The odd thing is that the author tried it, found it caused feelings of intimacy with a potential sexual partner, and now calls that love. Because Aron’s whole point was that our brains look for explanations of feelings of emotional arousal, and create narratives and meanings to fill the gaps. This is the classic error theory of emotions (although William James had a precursor) in the sense that it distinguishes the feeling (intimacy) from the cause and identifies moments of misattribution, moments when we have a feeling for one reason but attribute it to another.
Error theories are one of my favorite philosophical tricks, and this is no exception. But it raises some important question in this context. For instance:
“It’s astounding, really, to hear what someone admires in you. I don’t know why we don’t go around thoughtfully complimenting one another all the time.”

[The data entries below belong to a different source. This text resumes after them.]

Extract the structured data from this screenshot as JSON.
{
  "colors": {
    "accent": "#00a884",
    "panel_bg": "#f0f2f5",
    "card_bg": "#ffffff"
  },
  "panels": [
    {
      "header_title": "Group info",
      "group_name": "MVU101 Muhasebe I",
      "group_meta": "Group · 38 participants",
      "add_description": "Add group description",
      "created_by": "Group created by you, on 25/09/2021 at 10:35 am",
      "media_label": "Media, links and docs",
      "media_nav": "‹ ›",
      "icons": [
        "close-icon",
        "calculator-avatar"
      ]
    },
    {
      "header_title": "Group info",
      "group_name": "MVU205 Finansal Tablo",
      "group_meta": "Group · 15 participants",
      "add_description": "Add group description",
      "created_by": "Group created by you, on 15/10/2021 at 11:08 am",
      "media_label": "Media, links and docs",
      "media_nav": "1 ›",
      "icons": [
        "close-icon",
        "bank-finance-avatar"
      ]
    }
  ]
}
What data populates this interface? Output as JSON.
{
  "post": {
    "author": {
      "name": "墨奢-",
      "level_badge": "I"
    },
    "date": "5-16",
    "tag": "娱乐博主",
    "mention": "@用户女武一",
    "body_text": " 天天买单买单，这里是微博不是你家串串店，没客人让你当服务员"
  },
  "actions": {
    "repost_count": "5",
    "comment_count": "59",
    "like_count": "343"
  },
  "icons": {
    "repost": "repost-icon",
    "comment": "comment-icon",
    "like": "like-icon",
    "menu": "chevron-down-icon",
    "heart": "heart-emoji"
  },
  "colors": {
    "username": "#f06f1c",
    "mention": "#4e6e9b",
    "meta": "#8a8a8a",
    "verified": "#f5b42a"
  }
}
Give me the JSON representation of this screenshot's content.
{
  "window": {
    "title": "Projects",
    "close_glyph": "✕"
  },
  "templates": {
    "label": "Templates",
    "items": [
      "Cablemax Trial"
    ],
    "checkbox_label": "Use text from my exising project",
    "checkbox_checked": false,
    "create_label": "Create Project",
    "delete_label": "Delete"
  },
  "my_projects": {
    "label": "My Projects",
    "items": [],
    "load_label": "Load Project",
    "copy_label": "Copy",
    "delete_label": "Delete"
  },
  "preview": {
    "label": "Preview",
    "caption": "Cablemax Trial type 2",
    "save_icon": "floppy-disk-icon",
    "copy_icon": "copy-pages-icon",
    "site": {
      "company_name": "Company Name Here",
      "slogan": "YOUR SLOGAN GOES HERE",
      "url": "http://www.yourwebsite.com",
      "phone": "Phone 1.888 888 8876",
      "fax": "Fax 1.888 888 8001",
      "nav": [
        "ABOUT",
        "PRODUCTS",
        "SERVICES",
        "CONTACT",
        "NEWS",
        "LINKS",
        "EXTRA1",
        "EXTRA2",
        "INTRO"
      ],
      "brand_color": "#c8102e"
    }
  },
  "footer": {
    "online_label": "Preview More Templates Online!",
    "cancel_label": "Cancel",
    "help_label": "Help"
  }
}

I think it’s weird and awkward to demystify intimacy, but useful and illustrative, too. It seems at least one reason we don’t do this all the time is that this is a lot of intimacy to visit upon someone unawares. A lot of social niceties are about avoiding falling into love or best friendship with every single person, because you can’t afford to be in love or best friendship with everyone you meet! But thinking about it that way feels weird because of how stingy it is.
So in that sense it seems like we have a collective or social sense of the kinds of emotional errors we are prone to, and we have built politeness barriers–manners–to keep from being too easily fooled. But either this is an accidental side effect or these rules work best when we ignore that purpose. Either way, we’re better adapted to our social setting and conditions than the neo-Luddites* let on.
*(Autocorrect transforms “neo-Luddites” into “bro-Luddites” which kind of fits.)